You see, I have a dirty little secret:   I adore trashy romance novels.  During the summer months when I wander outside to sit on a beach or under a tree to read my pulp fiction, I have been determined to hide this shame.  So when I found an old copy of A Moveable Feast with the cover entirely detached,  I knew I had found the perfect solution to my dilemma.  Wrapped around those bodice ripping beach books, the Moveable Feast cover was the perfect cloak of secrecy.  Nobody would be the wiser.  You see A Moveable Feast is one of those books people know about, consider a literary classic, but has anyone actually read it?  I think not.   So I knew I wouldn’t have to discuss it.  I could just wrap that handy cover around whatever scrumptious trash I was reading and know that people would walk by, take note of the classic I was reading and give me a wide berth.  And surely they would think, “my goodness what an intelligent and no nonsense woman”.

Ahhhh those guilty pleasures in life.

But hold on a second.   When you stop to really think about it, what kind of craziness is this?  What insanity has us taking something as wonderful as Pleasure and attaching guilt to it?  Pleasure is one of the highest vibrations we can experience.  Akin to bliss, joy and happiness, Pleasure is one of those amazing gifts that we should embrace in this human experience.

Guilt on the other hand, is not.  Guilt is shrouded in shame, which is one of the lowest vibrations we as humans can experience.  Shame takes away our strength. Literally.

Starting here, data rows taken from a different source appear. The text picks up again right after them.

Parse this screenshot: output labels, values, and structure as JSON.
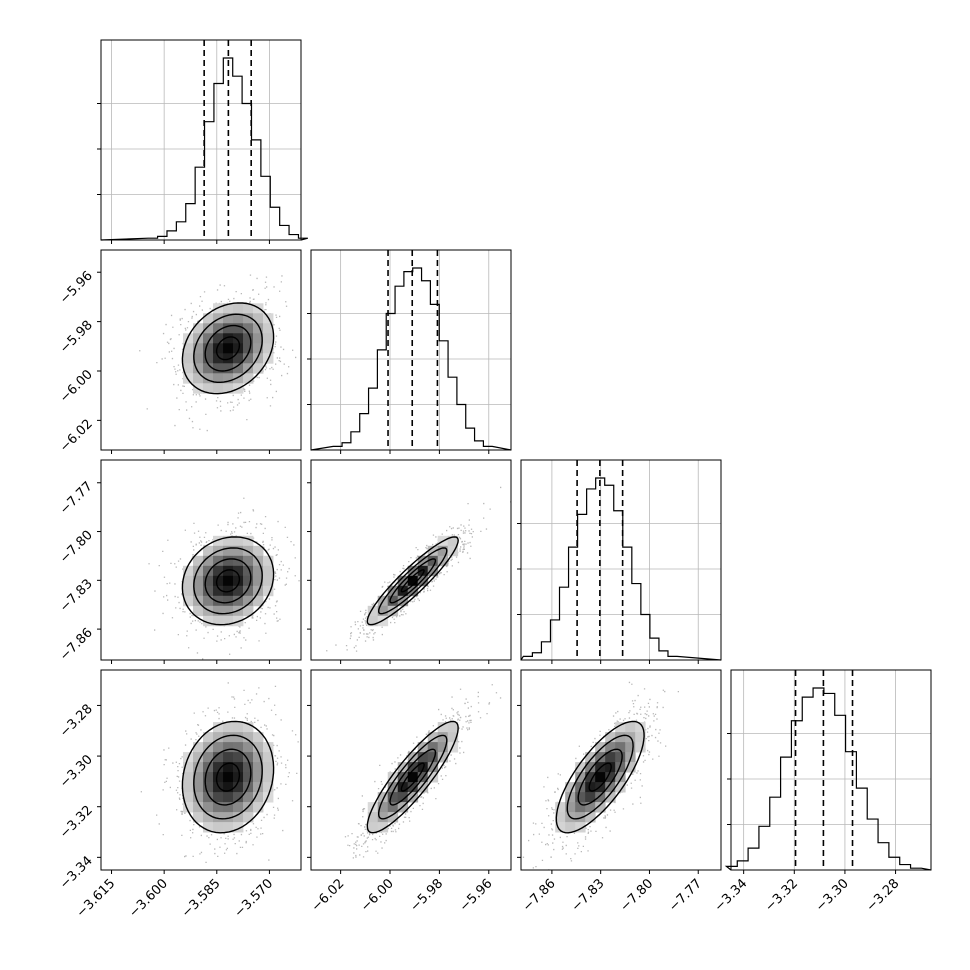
{
  "chart_data": {
    "type": "corner",
    "parameters": [
      {
        "range": [
          -3.618,
          -3.561
        ],
        "ticks": [
          -3.615,
          -3.6,
          -3.585,
          -3.57
        ],
        "tick_labels": [
          "−3.615",
          "−3.600",
          "−3.585",
          "−3.570"
        ],
        "quantiles": [
          -3.5886,
          -3.5817,
          -3.5752
        ],
        "mean": -3.5818,
        "sd": 0.0065,
        "hist": [
          0.01,
          0.02,
          0.05,
          0.1,
          0.2,
          0.4,
          0.65,
          0.86,
          1.0,
          0.9,
          0.75,
          0.55,
          0.35,
          0.18,
          0.08,
          0.03,
          0.01
        ]
      },
      {
        "range": [
          -6.032,
          -5.951
        ],
        "ticks": [
          -6.02,
          -6.0,
          -5.98,
          -5.96
        ],
        "tick_labels": [
          "−6.02",
          "−6.00",
          "−5.98",
          "−5.96"
        ],
        "quantiles": [
          -6.0008,
          -5.991,
          -5.9808
        ],
        "mean": -5.9908,
        "sd": 0.0092,
        "hist": [
          0.02,
          0.04,
          0.1,
          0.2,
          0.34,
          0.55,
          0.75,
          0.9,
          0.98,
          1.0,
          0.93,
          0.8,
          0.6,
          0.4,
          0.25,
          0.12,
          0.05,
          0.02
        ]
      },
      {
        "range": [
          -7.879,
          -7.756
        ],
        "ticks": [
          -7.86,
          -7.83,
          -7.8,
          -7.77
        ],
        "tick_labels": [
          "−7.86",
          "−7.83",
          "−7.80",
          "−7.77"
        ],
        "quantiles": [
          -7.8445,
          -7.8305,
          -7.8165
        ],
        "mean": -7.8303,
        "sd": 0.0135,
        "hist": [
          0.02,
          0.04,
          0.1,
          0.22,
          0.4,
          0.62,
          0.8,
          0.94,
          1.0,
          0.96,
          0.82,
          0.62,
          0.42,
          0.25,
          0.12,
          0.05,
          0.02
        ]
      },
      {
        "range": [
          -3.345,
          -3.266
        ],
        "ticks": [
          -3.34,
          -3.32,
          -3.3,
          -3.28
        ],
        "tick_labels": [
          "−3.34",
          "−3.32",
          "−3.30",
          "−3.28"
        ],
        "quantiles": [
          -3.3195,
          -3.3085,
          -3.297
        ],
        "mean": -3.3083,
        "sd": 0.011,
        "hist": [
          0.02,
          0.05,
          0.12,
          0.24,
          0.4,
          0.62,
          0.82,
          0.95,
          1.0,
          0.97,
          0.85,
          0.65,
          0.45,
          0.28,
          0.15,
          0.07,
          0.03,
          0.01
        ]
      }
    ],
    "correlations": [
      [
        1.0,
        0.25,
        0.15,
        0.15
      ],
      [
        0.25,
        1.0,
        0.92,
        0.88
      ],
      [
        0.15,
        0.92,
        1.0,
        0.75
      ],
      [
        0.15,
        0.88,
        0.75,
        1.0
      ]
    ],
    "contour_levels": [
      0.5,
      1.0,
      1.5,
      2.0
    ],
    "grid": true,
    "series": [],
    "title": "",
    "xlabel": "",
    "ylabel": ""
  }
}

 In Power vs Force, Dr. David R. Hawkins describes how he used kinesiology (“muscle testing”) to investigate consciousness. He basically created a scale mapping the human experience of emotions and determined whether each state of consciousness would enhance or deplete our strength.  Muscle strength is rated between 1 and 1000 with the high end being those things like joy, happiness and Pleasure.

And at the other end?  You guessed it:  SHAME.  GUILT.  Those nasty self-recriminations that let the air out of our proverbial balloons and leave us deflated and dragging on the ground instead of floating in the air, as we could be.

Shame on you, Shame!  You should feel terribly guilty about this!

Armed with this new knowledge I am making it my intention to experience the Pleasures in my life without guilt or shame.  I am going to sing along loud and proud with my John Denver CD.  I am going to openly watch the Bachelor with my daughter, and probably trash talk the participants.  I am going to eat salt and vinegar chips dipped in dill pickle dip without apology.  And I am going to read my trashy romance novels right out in the open for all to see.

Because, as my American husband wisely points out:  There’s nothing trashy about romance.